I counted on the belief that being baptized would solve the problem. It didn’t. Before I got home from church on the night I submitted to baptism the first time, the overwhelming sense that I was unworthy of God’s love and so full of sin that I was too rotten to save engulfed me like a title wave of quicksand. Over the years, intrusive thoughts that I was unsaved because of my inability to perform perfectly to a standard that I wasn’t quite sure of led to cycles of depression, hopelessness, giving up, deciding to retry, depression, hopelessness, and on and on and on. I was a compulsive confession-maker in my mid-teens. I remember feeling the compulsion and wracking my brain to think of what to say in the confession. I often resorted to “I haven’t been a good example” because I couldn’t think of anything else to say. In my late teens, I gave up. It felt useless and hopeless to try. I couldn’t gain any ground. I resorted to seeking comfort where I could find it. I did things that a person caught in the clutches of satan would do. Desiring reconciliation, I resubmitted to baptism at twenty. Consolation eluded me entirely. I’ve had two periods of peace that each lasted about two years. The last five years have been the hardest of my life. My lows got lower than I thought were possible. All of these intrusive thoughts led to a dark period of doubt, endless rumination, and trying to figure out where I had gone wrong. Words have so much power. Reading this one and learning what it means felt like a plug I didn’t know existed was pulled from my spirit, and all of the anxiety drained. I felt seen for the first time. Scrupulosity.
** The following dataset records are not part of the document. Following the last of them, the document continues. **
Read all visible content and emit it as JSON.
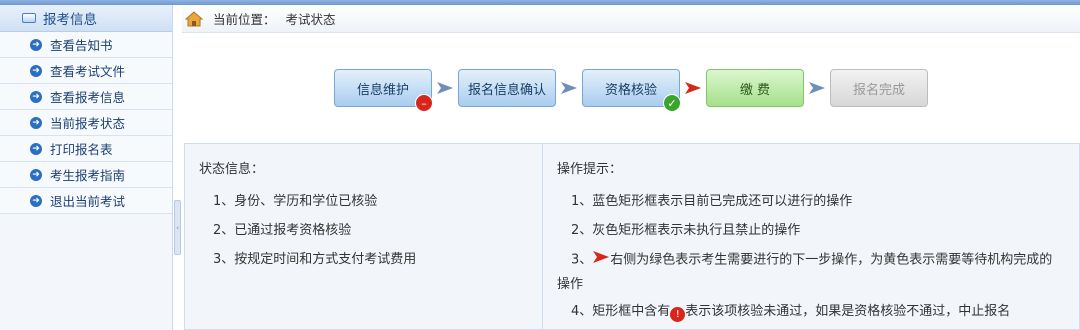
{
  "sidebar": {
    "header": "报考信息",
    "items": [
      {
        "label": "查看告知书"
      },
      {
        "label": "查看考试文件"
      },
      {
        "label": "查看报考信息"
      },
      {
        "label": "当前报考状态"
      },
      {
        "label": "打印报名表"
      },
      {
        "label": "考生报考指南"
      },
      {
        "label": "退出当前考试"
      }
    ]
  },
  "breadcrumb": {
    "prefix": "当前位置：",
    "current": "考试状态"
  },
  "steps": [
    {
      "label": "信息维护",
      "state": "blue",
      "badge": "fail"
    },
    {
      "label": "报名信息确认",
      "state": "blue",
      "badge": ""
    },
    {
      "label": "资格核验",
      "state": "blue",
      "badge": "pass"
    },
    {
      "label": "缴 费",
      "state": "green",
      "badge": ""
    },
    {
      "label": "报名完成",
      "state": "grey",
      "badge": ""
    }
  ],
  "status": {
    "title": "状态信息：",
    "lines": [
      "1、身份、学历和学位已核验",
      "2、已通过报考资格核验",
      "3、按规定时间和方式支付考试费用"
    ]
  },
  "tips": {
    "title": "操作提示：",
    "line1": "1、蓝色矩形框表示目前已完成还可以进行的操作",
    "line2": "2、灰色矩形框表示未执行且禁止的操作",
    "line3_prefix": "3、",
    "line3_text": "右侧为绿色表示考生需要进行的下一步操作，为黄色表示需要等待机构完成的",
    "line3_cont": "操作",
    "line4_prefix": "4、矩形框中含有",
    "line4_text": "表示该项核验未通过，如果是资格核验不通过，中止报名"
  },
  "colors": {
    "step_blue": "#a9cdef",
    "step_green": "#a5e08b",
    "step_grey": "#d7d7d7",
    "fail_badge": "#d9261c",
    "pass_badge": "#3aa52b",
    "next_arrow": "#d9261c",
    "done_arrow": "#6f8fb5"
  },
  "icons": {
    "home": "home-icon",
    "sidebar_bullet": "circle-arrow-right-icon",
    "fail": "exclamation-circle-icon",
    "pass": "check-circle-icon"
  }
}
It’s under the umbrella of obsessive-compulsive disorder but seems to affect religious people particularly. My story with this word is way too long to tell in one essay, but it’s been life-changing. Realizing that all of these terrible thoughts aren't true, that there is a name for this, that I'm not the only one, and that there is an established protocol to help is an answer to prayer. The level of gratefulness I feel is indescribable.